The companies — Amazon, Anthropic, Google, Inflection, Meta, Microsoft, and OpenAI — have all agreed to a series of asks from the White House to address many of the risks posed by artificial intelligence. The promises consist of investments in cybersecurity, discrimination research, and a new watermarking system informing users when content is AI-generated.
The companies have entered into these agreements voluntarily, so there are currently no consequences if they fail to live up to their promises. Many of these commitments are not expected to roll out on Friday, but the companies are expected to work on implementing them immediately.
In a call with reporters Thursday, a White House official said that the Biden administration was currently working on an executive order to address some of the risks posed by AI. The official declined to give specifics but said actions could take place across federal agencies and departments.
Over the last few months, the Biden administration has met with tech executives and labor and civil rights leaders to discuss AI. In May, the White House announced more funding and policy guidance for companies developing artificial intelligence tech, including $140 million to the National Science Foundation to launch seven new National AI Research (NAIR) Institutes. Google, Microsoft, Nvidia, OpenAI, and other companies also agreed to allow their language models to be publicly evaluated at this year’s Def Con.
Friday’s announcement comes nearly a month after Senate Majority Leader Chuck Schumer (D-NY) launched his plan for Congress to regulate the technology without dampening innovation.
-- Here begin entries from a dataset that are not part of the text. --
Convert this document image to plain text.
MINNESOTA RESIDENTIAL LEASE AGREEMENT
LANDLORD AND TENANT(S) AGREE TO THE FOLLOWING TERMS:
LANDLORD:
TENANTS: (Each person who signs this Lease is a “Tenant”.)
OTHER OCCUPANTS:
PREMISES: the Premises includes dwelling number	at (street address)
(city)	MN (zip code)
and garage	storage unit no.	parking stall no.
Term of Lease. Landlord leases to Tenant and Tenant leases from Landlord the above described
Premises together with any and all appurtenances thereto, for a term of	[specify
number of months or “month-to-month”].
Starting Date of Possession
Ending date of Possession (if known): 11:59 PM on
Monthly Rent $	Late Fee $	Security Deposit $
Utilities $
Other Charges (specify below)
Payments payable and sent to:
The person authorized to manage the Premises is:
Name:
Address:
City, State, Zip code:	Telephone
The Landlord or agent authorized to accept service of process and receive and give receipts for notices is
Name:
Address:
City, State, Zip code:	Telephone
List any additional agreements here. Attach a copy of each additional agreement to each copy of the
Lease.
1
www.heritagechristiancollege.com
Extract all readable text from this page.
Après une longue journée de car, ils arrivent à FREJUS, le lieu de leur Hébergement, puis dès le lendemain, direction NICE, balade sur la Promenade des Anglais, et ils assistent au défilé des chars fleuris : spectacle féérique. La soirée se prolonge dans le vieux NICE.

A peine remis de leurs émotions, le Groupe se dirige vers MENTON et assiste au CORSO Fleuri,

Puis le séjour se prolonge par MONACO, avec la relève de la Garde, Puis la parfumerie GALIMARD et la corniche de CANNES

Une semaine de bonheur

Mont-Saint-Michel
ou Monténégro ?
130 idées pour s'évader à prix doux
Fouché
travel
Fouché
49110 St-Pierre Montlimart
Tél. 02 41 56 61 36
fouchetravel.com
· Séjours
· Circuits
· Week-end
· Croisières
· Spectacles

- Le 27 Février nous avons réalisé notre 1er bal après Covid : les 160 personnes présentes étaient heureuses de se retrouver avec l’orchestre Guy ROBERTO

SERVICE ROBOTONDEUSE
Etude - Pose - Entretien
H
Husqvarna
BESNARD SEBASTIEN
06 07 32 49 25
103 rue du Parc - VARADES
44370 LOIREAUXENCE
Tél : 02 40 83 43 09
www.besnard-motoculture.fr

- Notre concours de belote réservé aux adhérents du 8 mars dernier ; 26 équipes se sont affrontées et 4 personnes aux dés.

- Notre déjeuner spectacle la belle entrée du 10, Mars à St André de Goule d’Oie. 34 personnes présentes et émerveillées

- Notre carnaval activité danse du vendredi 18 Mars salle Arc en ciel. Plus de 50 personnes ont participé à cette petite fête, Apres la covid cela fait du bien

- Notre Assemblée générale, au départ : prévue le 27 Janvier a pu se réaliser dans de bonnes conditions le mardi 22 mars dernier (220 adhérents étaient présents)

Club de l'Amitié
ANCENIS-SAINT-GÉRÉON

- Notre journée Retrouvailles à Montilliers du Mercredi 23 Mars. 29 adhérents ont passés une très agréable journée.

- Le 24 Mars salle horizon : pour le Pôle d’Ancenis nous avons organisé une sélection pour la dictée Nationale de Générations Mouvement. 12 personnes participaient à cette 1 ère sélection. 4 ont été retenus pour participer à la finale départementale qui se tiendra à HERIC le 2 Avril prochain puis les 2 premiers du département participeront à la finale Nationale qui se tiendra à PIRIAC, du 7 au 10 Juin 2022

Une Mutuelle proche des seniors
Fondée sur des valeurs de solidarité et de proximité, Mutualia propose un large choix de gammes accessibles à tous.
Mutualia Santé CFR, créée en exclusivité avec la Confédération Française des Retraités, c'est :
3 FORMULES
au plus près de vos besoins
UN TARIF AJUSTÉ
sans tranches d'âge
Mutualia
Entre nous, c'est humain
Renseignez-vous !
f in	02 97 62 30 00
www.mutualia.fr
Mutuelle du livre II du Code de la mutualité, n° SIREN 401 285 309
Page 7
The plan, the SAFE (Security, Accountability, Foundations, Explain) Framework, doesn’t provide specific policy requests but calls on lawmakers to work together to create rules to address AI’s potential to harm national security, cause job loss, and create misinformation.
“AI could be our most spectacular innovation yet, a force that could ignite a new era of technological advancement, scientific discovery, and industrial might,” Schumer said of his plan last month.
Schumer’s plan also included a series of briefings for senators on the technology. Next week, he will host the third briefing. The first two meetings explained the technology and presented its risks for national security.
Since Schumer’s announcement, lawmakers on both sides of the aisle have introduced legislation to regulate the tech. Some new rules limiting how the Defense Department could use generative AI have made their way into this year’s must-pass National Defense Authorization Act. Senators are expected to vote to approve the measure sometime next week, according to CNN.
As for the White House summit, representatives from all of the seven companies are expected to convene at the White House on Friday for a physical signing of these commitments. The White House has not said what time the event will take place.